All of these are issues which need to be dealt with strategically. They are not susceptible to the task force "projectitis" approach of the London Implementation Group.

I was interested in the February report of the inner London chief executives on hospital services for London. It was obviously an informal group of people which got together, I believe, in response to the special lecture given by Professor Jarman about inner London health needs. The chief executives' report said:

    "the broad strategic direction that has been set for London is correct, but at a number of points clear and strong management action is required by our Authorities if it is to be achieved in a manner which is clearly seen to benefit patients".

It goes on to say:

    "We also believe that action needs to be taken at Regional and/or national level in relation to a number of the findings in the studies".

It cited, for example, the questions of management of admissions and discharges, of calculating bed requirements and whether or not trusts were in a position to make the appropriate calculations on the basis of their business cases. It also said that there should be an overall review of the yellow and red alert mechanisms across London, and of the role that the emergency bed service should play in the future.
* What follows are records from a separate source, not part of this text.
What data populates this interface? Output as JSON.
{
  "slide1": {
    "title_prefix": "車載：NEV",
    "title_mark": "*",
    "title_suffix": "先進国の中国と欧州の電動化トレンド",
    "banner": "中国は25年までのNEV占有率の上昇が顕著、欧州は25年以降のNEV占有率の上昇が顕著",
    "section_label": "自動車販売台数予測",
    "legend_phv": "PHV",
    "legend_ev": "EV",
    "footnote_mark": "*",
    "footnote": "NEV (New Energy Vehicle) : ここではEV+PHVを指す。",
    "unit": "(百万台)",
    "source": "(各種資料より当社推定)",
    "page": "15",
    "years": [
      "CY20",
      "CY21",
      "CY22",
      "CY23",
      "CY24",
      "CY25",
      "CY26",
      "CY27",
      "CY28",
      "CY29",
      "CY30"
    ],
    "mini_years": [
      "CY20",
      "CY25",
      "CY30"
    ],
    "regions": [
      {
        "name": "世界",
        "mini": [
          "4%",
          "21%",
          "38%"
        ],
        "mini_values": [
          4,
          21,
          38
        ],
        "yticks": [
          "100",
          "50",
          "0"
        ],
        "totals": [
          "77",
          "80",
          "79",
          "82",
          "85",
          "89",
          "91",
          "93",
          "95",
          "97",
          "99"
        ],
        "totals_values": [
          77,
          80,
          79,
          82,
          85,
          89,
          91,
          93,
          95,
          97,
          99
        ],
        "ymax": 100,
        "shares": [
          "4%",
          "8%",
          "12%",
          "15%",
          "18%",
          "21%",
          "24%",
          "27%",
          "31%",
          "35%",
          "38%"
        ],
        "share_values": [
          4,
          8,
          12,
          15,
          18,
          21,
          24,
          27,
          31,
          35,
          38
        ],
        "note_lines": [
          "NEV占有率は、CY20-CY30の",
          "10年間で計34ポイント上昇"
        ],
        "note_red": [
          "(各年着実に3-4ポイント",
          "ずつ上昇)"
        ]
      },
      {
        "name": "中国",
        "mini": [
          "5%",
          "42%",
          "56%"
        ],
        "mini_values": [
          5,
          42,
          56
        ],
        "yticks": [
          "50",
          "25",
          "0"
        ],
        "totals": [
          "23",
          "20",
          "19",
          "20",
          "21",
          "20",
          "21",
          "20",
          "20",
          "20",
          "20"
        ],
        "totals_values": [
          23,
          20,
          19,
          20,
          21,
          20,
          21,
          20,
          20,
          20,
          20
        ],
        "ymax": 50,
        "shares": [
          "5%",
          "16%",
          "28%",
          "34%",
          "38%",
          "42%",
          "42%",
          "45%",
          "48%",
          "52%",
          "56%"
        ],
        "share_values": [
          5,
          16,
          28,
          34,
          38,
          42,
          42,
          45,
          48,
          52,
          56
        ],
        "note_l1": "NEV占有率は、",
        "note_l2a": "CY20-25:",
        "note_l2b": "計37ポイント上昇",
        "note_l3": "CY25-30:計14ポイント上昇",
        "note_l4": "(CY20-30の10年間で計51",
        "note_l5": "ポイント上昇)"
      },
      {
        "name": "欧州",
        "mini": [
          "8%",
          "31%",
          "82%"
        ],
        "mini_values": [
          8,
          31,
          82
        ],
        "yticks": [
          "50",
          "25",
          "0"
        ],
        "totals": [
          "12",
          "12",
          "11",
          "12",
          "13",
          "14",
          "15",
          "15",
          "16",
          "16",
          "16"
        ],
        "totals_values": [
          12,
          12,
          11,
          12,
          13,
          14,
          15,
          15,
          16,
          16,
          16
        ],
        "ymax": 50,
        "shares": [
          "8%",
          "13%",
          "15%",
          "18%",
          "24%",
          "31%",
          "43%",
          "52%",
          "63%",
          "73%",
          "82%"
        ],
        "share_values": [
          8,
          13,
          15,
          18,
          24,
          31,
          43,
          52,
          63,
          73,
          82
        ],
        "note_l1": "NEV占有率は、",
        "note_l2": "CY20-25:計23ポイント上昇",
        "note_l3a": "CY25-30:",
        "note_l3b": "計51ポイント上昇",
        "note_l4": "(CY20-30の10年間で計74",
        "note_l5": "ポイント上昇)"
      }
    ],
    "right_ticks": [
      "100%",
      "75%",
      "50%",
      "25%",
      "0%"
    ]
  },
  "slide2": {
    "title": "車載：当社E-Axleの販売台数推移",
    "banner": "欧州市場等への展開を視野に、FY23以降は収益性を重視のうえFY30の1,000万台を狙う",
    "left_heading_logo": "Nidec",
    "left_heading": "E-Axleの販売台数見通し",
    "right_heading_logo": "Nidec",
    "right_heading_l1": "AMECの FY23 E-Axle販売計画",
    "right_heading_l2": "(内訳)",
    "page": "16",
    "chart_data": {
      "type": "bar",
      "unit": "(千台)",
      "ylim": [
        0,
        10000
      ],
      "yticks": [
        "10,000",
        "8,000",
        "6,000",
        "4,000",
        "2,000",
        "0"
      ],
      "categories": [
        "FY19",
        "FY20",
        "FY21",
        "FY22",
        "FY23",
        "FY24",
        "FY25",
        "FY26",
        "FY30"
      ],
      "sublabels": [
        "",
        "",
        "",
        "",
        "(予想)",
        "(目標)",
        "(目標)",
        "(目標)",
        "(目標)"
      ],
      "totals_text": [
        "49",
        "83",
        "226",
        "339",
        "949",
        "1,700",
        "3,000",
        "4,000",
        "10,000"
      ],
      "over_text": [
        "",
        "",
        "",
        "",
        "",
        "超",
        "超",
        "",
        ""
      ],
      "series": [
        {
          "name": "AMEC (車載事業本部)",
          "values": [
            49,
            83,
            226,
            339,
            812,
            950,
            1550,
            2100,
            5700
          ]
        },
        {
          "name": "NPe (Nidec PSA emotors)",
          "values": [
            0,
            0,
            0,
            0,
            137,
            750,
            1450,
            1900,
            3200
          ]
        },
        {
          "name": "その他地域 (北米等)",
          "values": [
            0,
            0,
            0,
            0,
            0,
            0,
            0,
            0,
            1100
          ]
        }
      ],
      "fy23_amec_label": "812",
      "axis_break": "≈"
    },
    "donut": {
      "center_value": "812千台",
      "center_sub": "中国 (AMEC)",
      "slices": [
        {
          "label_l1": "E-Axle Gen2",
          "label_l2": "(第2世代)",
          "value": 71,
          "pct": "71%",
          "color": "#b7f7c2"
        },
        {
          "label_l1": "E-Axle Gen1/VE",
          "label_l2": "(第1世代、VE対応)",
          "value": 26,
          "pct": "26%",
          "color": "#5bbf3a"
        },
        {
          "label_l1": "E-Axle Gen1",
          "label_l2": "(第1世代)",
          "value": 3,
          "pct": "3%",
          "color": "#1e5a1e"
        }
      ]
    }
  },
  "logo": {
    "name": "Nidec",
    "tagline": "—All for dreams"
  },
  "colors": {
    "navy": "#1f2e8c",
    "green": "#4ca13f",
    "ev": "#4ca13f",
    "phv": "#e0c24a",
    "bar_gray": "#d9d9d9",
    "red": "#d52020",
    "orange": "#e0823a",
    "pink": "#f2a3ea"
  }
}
Those are just some of the issues which the inner London chief executives clearly felt were appropriate for collective working and a strategic view.

Of course we can continue to have ad hoc committees working on these matters—as indeed the chief executives did on this particular subject—but it would be much more sensible if we had in place a strategic health authority with the additional authority and status necessary to achieve solutions to so many of the medium and long-term problems of London. I support my noble friend.